The way it ties into philosophical implication can be confusing.
This cleared it up for me - forget math! Just remember what you thought when you first heard about implication.
In common sense implication (let’s think of A => B as if A, then B) B must be true if A is true.
Think about it. I tell you the sky will explode if birds chirp.
A => B form is If birds chirp, then the sky will explode.
A = birds chirp
B = sky explodes
If birds do indeed chirp, then the sky MUST EXPLODE.
In other words, if you told me that birds chirped and the sky did not explode (True => False), I would tell you that you are lying.
T | F | F
Back to the math. Common sense wise it is impossible for A to be true without B being true. It’s a lie if that’s the case. Always. So, in math, we say that statement is logically FALSE.

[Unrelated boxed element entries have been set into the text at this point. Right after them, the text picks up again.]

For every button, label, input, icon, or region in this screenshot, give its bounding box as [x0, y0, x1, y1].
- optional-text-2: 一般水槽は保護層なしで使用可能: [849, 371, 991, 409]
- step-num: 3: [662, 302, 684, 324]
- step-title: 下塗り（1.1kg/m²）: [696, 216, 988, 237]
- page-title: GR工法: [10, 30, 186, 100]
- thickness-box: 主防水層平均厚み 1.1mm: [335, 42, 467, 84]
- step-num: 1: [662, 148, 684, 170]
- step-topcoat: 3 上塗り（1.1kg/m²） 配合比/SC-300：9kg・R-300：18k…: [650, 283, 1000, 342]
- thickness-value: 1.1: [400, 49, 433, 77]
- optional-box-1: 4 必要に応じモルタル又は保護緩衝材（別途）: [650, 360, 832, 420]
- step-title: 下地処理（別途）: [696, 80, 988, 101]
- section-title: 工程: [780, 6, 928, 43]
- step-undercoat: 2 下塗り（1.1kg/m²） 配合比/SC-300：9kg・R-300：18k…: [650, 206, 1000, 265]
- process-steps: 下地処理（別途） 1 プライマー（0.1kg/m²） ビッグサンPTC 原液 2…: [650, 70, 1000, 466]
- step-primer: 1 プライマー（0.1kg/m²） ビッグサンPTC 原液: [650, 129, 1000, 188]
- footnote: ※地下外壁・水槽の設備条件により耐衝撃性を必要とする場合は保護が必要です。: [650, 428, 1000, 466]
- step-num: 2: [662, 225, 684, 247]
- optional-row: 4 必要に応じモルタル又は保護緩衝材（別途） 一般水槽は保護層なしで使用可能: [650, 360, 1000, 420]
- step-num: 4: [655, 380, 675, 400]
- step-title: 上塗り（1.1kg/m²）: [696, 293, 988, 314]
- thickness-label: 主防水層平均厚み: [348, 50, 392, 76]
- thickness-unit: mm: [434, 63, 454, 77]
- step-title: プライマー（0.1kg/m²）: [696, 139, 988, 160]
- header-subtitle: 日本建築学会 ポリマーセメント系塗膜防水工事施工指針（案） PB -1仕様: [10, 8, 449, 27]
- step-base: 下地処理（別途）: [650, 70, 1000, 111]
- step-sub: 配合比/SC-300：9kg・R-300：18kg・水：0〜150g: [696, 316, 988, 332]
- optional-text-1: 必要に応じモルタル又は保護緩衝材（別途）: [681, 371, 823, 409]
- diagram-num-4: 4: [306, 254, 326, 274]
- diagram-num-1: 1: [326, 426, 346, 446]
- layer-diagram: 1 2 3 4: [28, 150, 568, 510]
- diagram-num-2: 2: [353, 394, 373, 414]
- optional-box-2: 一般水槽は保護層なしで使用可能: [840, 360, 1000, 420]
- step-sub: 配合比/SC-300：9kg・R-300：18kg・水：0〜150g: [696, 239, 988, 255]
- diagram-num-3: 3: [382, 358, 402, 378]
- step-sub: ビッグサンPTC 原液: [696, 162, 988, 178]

But what about the others?
T | T | T
Is easy. It follows the common sense rules. If A is true, and B is true, then you listened to me, and I was right. Everything checks out!
F | T | T
??? This says birds did not chirp, but the sky did explode! How is this true?

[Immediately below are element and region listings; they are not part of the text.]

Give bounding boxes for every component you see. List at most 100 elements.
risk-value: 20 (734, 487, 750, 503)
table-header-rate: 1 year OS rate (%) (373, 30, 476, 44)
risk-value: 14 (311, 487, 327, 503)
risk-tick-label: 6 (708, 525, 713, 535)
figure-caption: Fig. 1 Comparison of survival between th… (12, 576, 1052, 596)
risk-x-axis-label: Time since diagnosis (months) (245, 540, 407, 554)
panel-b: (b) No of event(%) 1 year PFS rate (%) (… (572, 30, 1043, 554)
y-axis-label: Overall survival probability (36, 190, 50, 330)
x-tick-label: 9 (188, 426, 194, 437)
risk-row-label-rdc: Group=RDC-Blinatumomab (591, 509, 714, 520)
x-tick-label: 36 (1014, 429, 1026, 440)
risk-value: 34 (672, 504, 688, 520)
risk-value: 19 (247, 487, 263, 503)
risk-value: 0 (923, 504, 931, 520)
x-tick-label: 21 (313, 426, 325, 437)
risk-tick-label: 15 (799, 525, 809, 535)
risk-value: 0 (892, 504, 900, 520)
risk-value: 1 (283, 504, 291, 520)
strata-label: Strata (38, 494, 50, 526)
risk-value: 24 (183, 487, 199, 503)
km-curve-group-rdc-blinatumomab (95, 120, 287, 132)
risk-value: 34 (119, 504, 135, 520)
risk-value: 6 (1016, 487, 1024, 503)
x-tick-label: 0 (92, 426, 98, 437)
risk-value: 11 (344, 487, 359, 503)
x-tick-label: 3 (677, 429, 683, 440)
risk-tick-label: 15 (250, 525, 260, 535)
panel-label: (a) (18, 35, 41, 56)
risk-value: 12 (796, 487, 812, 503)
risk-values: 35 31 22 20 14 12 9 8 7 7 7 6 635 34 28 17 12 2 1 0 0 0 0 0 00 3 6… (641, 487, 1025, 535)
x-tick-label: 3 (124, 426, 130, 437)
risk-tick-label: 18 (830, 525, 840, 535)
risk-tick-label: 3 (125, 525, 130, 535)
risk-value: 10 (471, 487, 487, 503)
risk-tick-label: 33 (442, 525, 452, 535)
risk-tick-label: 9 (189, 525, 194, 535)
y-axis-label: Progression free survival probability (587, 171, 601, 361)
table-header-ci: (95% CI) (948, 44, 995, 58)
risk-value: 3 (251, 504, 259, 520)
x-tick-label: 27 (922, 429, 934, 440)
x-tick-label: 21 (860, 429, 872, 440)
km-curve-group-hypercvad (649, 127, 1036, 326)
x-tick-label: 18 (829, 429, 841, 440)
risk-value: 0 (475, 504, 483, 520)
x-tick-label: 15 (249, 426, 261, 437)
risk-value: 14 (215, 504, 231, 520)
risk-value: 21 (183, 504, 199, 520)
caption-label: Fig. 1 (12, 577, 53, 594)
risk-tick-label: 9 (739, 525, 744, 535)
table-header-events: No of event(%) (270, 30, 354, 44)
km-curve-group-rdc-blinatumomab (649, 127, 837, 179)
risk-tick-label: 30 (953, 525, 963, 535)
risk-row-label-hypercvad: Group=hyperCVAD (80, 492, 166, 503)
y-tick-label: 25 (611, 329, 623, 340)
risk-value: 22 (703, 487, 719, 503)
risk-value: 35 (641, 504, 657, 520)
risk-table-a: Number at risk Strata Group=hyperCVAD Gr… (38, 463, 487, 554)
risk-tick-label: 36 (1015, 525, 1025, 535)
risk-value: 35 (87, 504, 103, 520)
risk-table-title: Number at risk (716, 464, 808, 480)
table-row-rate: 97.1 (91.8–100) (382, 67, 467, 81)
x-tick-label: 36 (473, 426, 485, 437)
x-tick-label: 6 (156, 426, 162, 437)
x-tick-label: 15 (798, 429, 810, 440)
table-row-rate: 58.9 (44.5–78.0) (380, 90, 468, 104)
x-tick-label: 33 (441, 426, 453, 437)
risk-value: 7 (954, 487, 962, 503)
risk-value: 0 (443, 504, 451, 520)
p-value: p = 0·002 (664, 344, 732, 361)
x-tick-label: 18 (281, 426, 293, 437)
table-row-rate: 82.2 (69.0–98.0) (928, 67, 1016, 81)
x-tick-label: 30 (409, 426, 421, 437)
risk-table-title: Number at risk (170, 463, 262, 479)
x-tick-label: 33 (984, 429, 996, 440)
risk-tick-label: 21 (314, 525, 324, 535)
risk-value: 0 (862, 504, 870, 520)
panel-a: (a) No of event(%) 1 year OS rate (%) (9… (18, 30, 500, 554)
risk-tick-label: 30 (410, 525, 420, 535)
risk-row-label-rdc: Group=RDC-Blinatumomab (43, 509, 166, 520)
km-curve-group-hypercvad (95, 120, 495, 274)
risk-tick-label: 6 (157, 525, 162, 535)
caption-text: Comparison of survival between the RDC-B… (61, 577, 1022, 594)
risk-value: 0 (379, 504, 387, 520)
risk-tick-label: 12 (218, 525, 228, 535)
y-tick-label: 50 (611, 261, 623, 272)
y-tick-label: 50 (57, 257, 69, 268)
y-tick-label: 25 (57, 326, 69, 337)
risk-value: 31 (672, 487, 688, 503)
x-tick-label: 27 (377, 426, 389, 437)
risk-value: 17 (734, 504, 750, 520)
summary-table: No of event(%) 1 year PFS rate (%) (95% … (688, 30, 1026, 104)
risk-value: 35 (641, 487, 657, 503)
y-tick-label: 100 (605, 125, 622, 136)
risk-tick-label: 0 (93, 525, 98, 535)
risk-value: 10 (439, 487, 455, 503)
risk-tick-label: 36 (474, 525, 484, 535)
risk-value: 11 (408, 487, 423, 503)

Common sense - we simply say that when birds chirp, the sky will explode. We don’t say that birds chirping is the ONLY thing that causes the sky to explode. A nuclear bomb could hit the moon for all we know! I could not say you are lying.
So, mathematicians say ‘that could be true, so it’s true’.
F | F | T
If you told me birds did not chirp and the sky did not explode, I couldn’t tell you that you are lying either, so that checks out!
Hopefully that clears it up. This revelation cleared it right up for me.